Dans le cadre des procès argentins sur les disparitions forcées opérées sous le régime de la junte militaire, la société civile a poussé les juridictions à établir une vérité factuelle sur les faits et sur le sort des victimes, chargeant le juge de « produire » la vérité dans une enceinte de parole organisée et publique.

Le juge devra ainsi se positionner par rapport soit à sa fonction déclarative (ou déclaratoire), soit à celle de construction ou production d’une vérité. Certains intervenants du colloque parlaient de « verrouiller » la vérité, comme si le fait de pouvoir se référer à une décision judiciaire par rapport à une certaine situation impliquait nécessairement qu’aucune autre vision n’en était possible. D’autres ont remis cette idée en question en insistant sur le caractère incertain de la portée du terme « vérité ».

La « vérité »

Qu’est donc cette « vérité » dont on parle depuis le début et qui a été le concept central du colloque ?

C’est ici que les choses se compliquent encore.
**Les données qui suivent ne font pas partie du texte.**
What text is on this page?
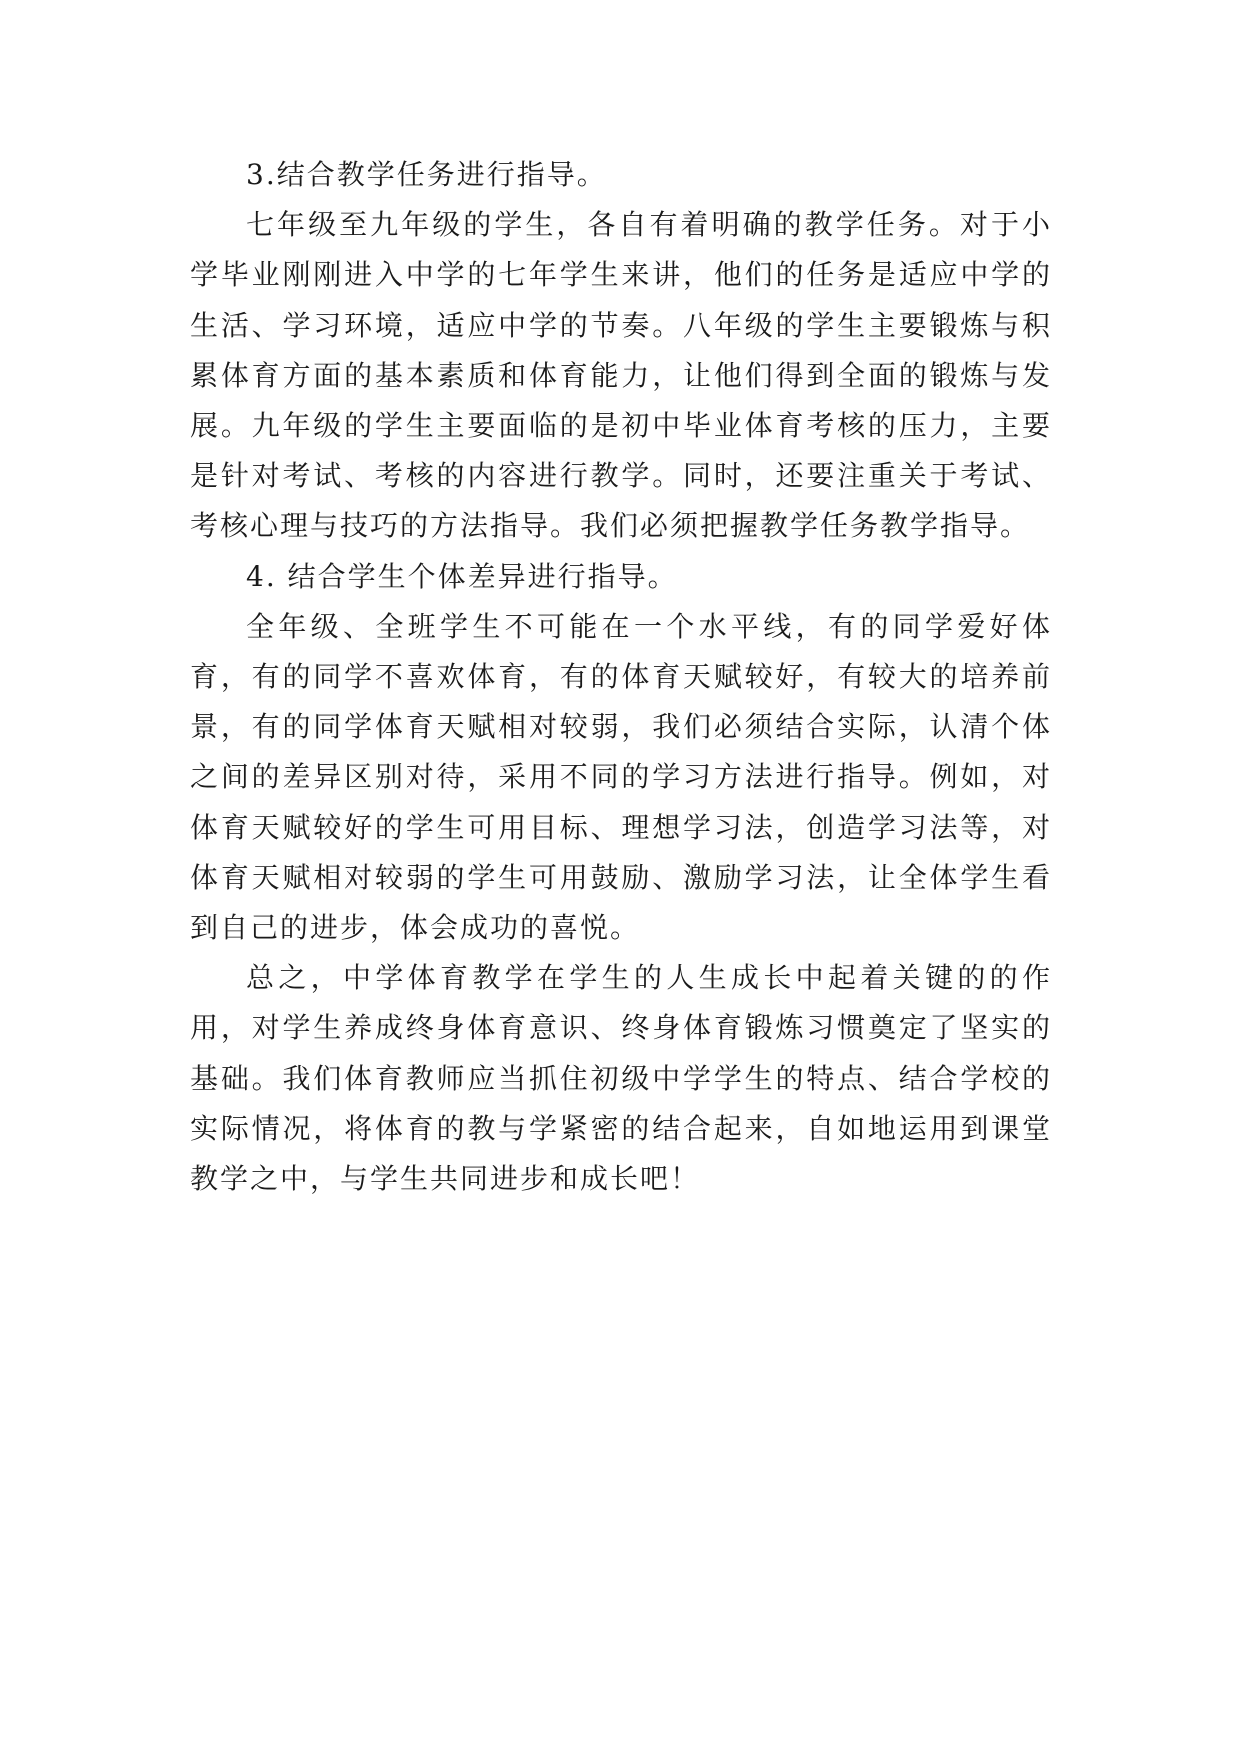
3.结合教学任务进行指导。

七年级至九年级的学生，各自有着明确的教学任务。对于小学毕业刚刚进入中学的七年学生来讲，他们的任务是适应中学的生活、学习环境，适应中学的节奏。八年级的学生主要锻炼与积累体育方面的基本素质和体育能力，让他们得到全面的锻炼与发展。九年级的学生主要面临的是初中毕业体育考核的压力，主要是针对考试、考核的内容进行教学。同时，还要注重关于考试、考核心理与技巧的方法指导。我们必须把握教学任务教学指导。

4. 结合学生个体差异进行指导。

全年级、全班学生不可能在一个水平线，有的同学爱好体育，有的同学不喜欢体育，有的体育天赋较好，有较大的培养前景，有的同学体育天赋相对较弱，我们必须结合实际，认清个体之间的差异区别对待，采用不同的学习方法进行指导。例如，对体育天赋较好的学生可用目标、理想学习法，创造学习法等，对体育天赋相对较弱的学生可用鼓励、激励学习法，让全体学生看到自己的进步，体会成功的喜悦。

总之，中学体育教学在学生的人生成长中起着关键的的作用，对学生养成终身体育意识、终身体育锻炼习惯奠定了坚实的基础。我们体育教师应当抓住初级中学学生的特点、结合学校的实际情况，将体育的教与学紧密的结合起来，自如地运用到课堂教学之中，与学生共同进步和成长吧！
Doit-on parler de la vérité ou d’une vérité ? Un nom commun étant souvent accompagné d’un adjectif, quel serait le qualitatif à attribuer à ce concept : vérité judiciaire, historique, factuelle, religieuse ou encore officielle, voire dogmatique ? Il suffit de comparer les procès d’Inquisition à ceux pour génocide devant les juridictions pénales internationales pour se rendre compte que la vérité n’a pas la même acception. Dans le premier cas, le juge se trouve face à une vérité établie en amont à laquelle il n’a plus qu’à se référer et qui sera son canevas de réflexion. Dans le second, comme cela a été le cas dans les affaires relatives au massacre de Srebrenica devant le Tribunal pénal international pour l’ex-Yougoslavie, l’on demande l’établissement d’une vérité factuelle sur le sort des victimes et judiciaire sur l’existence d’un crime pouvant être qualifié de génocide.

En conclusion

Nous le voyons, la vérité à établir dépendra du « rôle » que les acteurs du processus judiciaire ou judiciarisé concéderont au « juge » et de la fonction que ce dernier voudra ou pourra endosser. On en revient donc, in fine, à la case de départ : des interrogations subsistent et les guillemets reviennent.